最低賃金と労働生産性

日本の賃金が世界で大きく取り残されています。過去20年間の時給をみると、日本は9%減り、主要国で唯一のマイナスとなっています。国際競争力の維持を理由に賃金を抑えてきたため、欧米に後れを取ってしまいました。低賃金を温存するから、生産性の低い仕事の効率化が進みません。1人の働き手による1時間当たりの成果を示す生産性の上昇が、賃上げには必要とされています。

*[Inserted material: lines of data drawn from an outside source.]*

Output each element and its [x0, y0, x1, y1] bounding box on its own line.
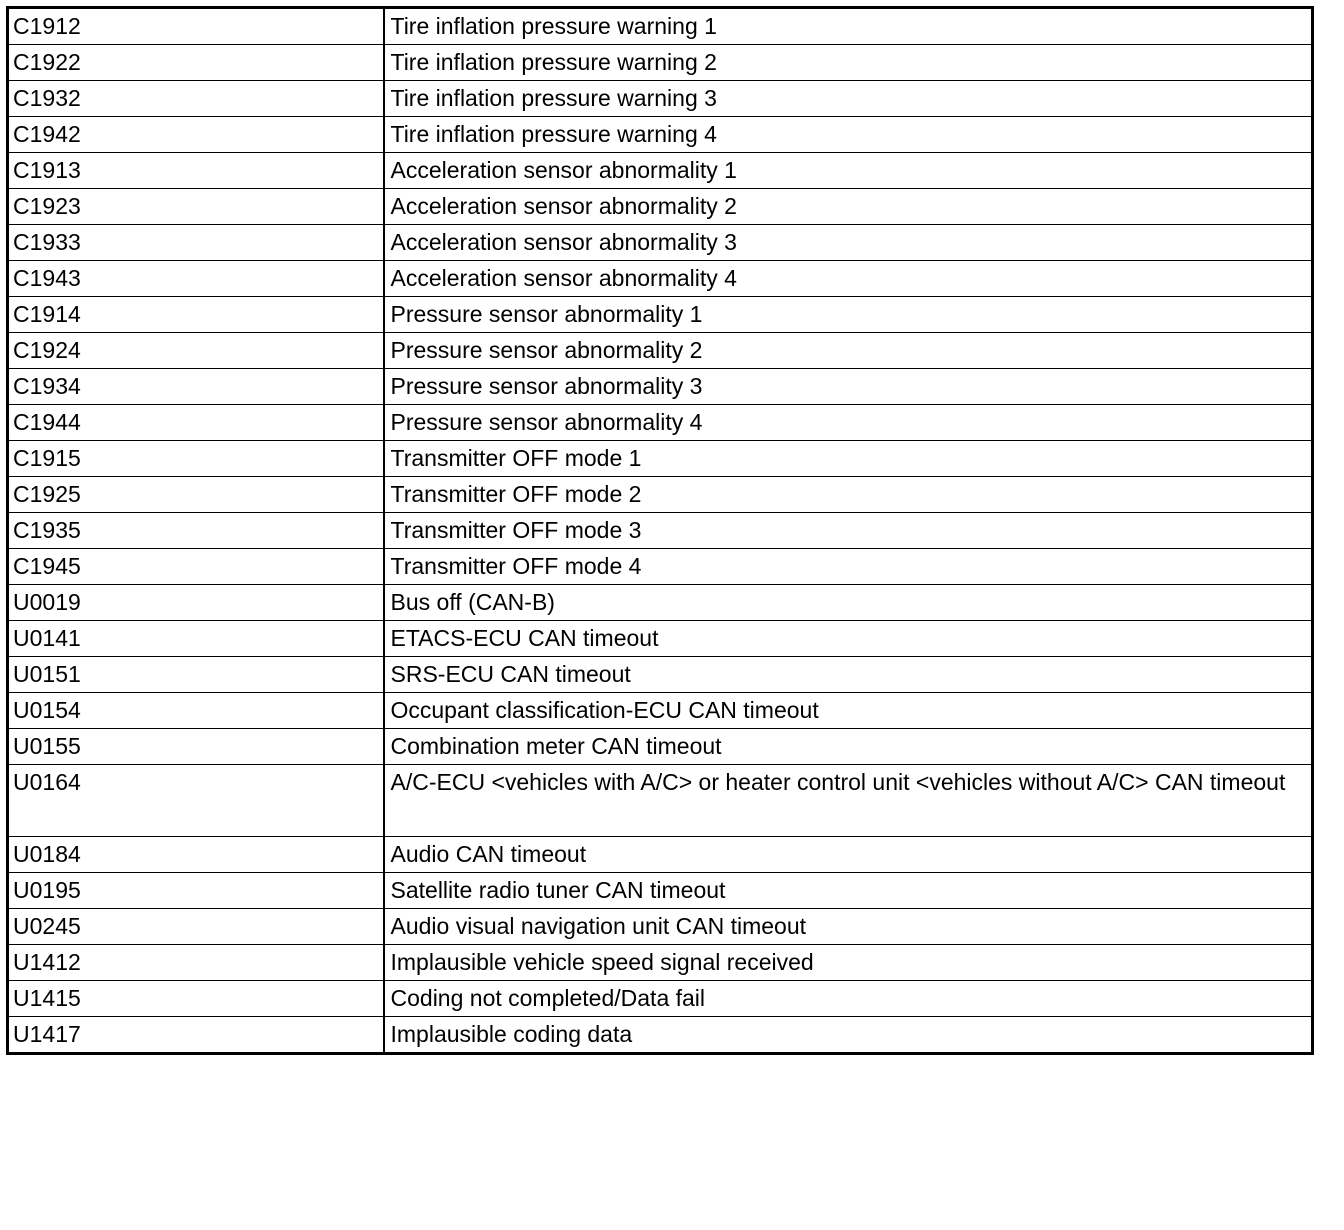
table-row: [8, 549, 1313, 585]
table-row: [8, 405, 1313, 441]
dtc-description-cell: Satellite radio tuner CAN timeout: [384, 873, 1313, 909]
table-row: [8, 657, 1313, 693]
table-row: [8, 945, 1313, 981]
dtc-description-cell: Transmitter OFF mode 2: [384, 477, 1313, 513]
dtc-code-cell: U0154: [8, 693, 384, 729]
dtc-table-body: [8, 8, 1313, 1054]
table-row: [8, 117, 1313, 153]
dtc-description-cell: Acceleration sensor abnormality 2: [384, 189, 1313, 225]
table-row: [8, 441, 1313, 477]
dtc-description-cell: Tire inflation pressure warning 3: [384, 81, 1313, 117]
table-row: [8, 477, 1313, 513]
dtc-code-cell: C1925: [8, 477, 384, 513]
dtc-description-cell: Audio visual navigation unit CAN timeout: [384, 909, 1313, 945]
table-row: [8, 153, 1313, 189]
table-row: [8, 729, 1313, 765]
dtc-code-cell: C1935: [8, 513, 384, 549]
table-row: [8, 981, 1313, 1017]
dtc-code-cell: C1942: [8, 117, 384, 153]
dtc-code-cell: C1912: [8, 8, 384, 45]
dtc-description-cell: Acceleration sensor abnormality 4: [384, 261, 1313, 297]
table-row: [8, 297, 1313, 333]
dtc-code-cell: U0155: [8, 729, 384, 765]
dtc-description-cell: Pressure sensor abnormality 1: [384, 297, 1313, 333]
table-row: [8, 909, 1313, 945]
dtc-description-cell: Tire inflation pressure warning 2: [384, 45, 1313, 81]
table-row: [8, 765, 1313, 837]
dtc-code-cell: C1922: [8, 45, 384, 81]
dtc-code-cell: U1417: [8, 1017, 384, 1054]
dtc-description-cell: SRS-ECU CAN timeout: [384, 657, 1313, 693]
table-row: [8, 369, 1313, 405]
table-row: [8, 873, 1313, 909]
dtc-description-cell: Pressure sensor abnormality 4: [384, 405, 1313, 441]
dtc-code-cell: C1944: [8, 405, 384, 441]
dtc-code-cell: U0195: [8, 873, 384, 909]
dtc-description-cell: Transmitter OFF mode 4: [384, 549, 1313, 585]
dtc-description-cell: Combination meter CAN timeout: [384, 729, 1313, 765]
dtc-code-cell: C1945: [8, 549, 384, 585]
dtc-code-cell: U0141: [8, 621, 384, 657]
dtc-code-cell: C1932: [8, 81, 384, 117]
dtc-code-cell: U0019: [8, 585, 384, 621]
dtc-code-cell: U0184: [8, 837, 384, 873]
dtc-code-cell: U0245: [8, 909, 384, 945]
dtc-code-cell: U0151: [8, 657, 384, 693]
table-row: [8, 333, 1313, 369]
dtc-code-cell: C1915: [8, 441, 384, 477]
dtc-description-cell: Occupant classification-ECU CAN timeout: [384, 693, 1313, 729]
dtc-description-cell: ETACS-ECU CAN timeout: [384, 621, 1313, 657]
dtc-description-cell: Audio CAN timeout: [384, 837, 1313, 873]
dtc-code-cell: C1924: [8, 333, 384, 369]
table-row: [8, 81, 1313, 117]
dtc-code-cell: C1943: [8, 261, 384, 297]
table-row: [8, 585, 1313, 621]
dtc-description-cell: Acceleration sensor abnormality 3: [384, 225, 1313, 261]
dtc-code-cell: C1934: [8, 369, 384, 405]
dtc-description-cell: Pressure sensor abnormality 2: [384, 333, 1313, 369]
dtc-description-cell: Coding not completed/Data fail: [384, 981, 1313, 1017]
dtc-description-cell: Pressure sensor abnormality 3: [384, 369, 1313, 405]
dtc-description-cell: Tire inflation pressure warning 1: [384, 8, 1313, 45]
dtc-code-cell: U1415: [8, 981, 384, 1017]
dtc-code-cell: C1933: [8, 225, 384, 261]
dtc-code-cell: C1913: [8, 153, 384, 189]
dtc-code-cell: U0164: [8, 765, 384, 837]
dtc-code-cell: C1923: [8, 189, 384, 225]
table-row: [8, 45, 1313, 81]
table-row: [8, 693, 1313, 729]
dtc-description-cell: Tire inflation pressure warning 4: [384, 117, 1313, 153]
table-row: [8, 621, 1313, 657]
dtc-code-cell: U1412: [8, 945, 384, 981]
dtc-description-cell: A/C-ECU <vehicles with A/C> or heater control unit <vehicles without A/C> CAN timeout: [384, 765, 1313, 837]
table-row: [8, 837, 1313, 873]
dtc-description-cell: Implausible coding data: [384, 1017, 1313, 1054]
dtc-description-cell: Transmitter OFF mode 1: [384, 441, 1313, 477]
table-row: [8, 225, 1313, 261]
dtc-code-cell: C1914: [8, 297, 384, 333]
table-row: [8, 8, 1313, 45]
dtc-table: [6, 6, 1314, 1055]
dtc-description-cell: Bus off (CAN-B): [384, 585, 1313, 621]
table-row: [8, 1017, 1313, 1054]
table-row: [8, 513, 1313, 549]
dtc-description-cell: Acceleration sensor abnormality 1: [384, 153, 1313, 189]
table-row: [8, 261, 1313, 297]
dtc-description-cell: Implausible vehicle speed signal received: [384, 945, 1313, 981]
table-row: [8, 189, 1313, 225]
dtc-description-cell: Transmitter OFF mode 3: [384, 513, 1313, 549]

わが国は、先進7ヶ国の中では最も生産性が低くなっています。OECD加盟国36ヶ国で20位という低位置にあります。日本の企業が賃上げに慎重な姿勢を続けてきたことが、生産性の低迷を招いたともいえます。低賃金を温存するから、生産性の低い仕事の自動化・効率化が実施されず、付加価値の高い仕事へのシフトが進みません。その結果、生産性が上がらずに賃金も上がりません。いわば貧者のサイクルに日本は陥っています。しかし、世界的にみて劣る日本の生産性を上げていかないと、国際競争に勝ち残れません。働き手の意欲を高め、優れた人材を引きつける賃金の変革により、付加価値の高い仕事にシフトしていく潮流をつくり出すことが大切です。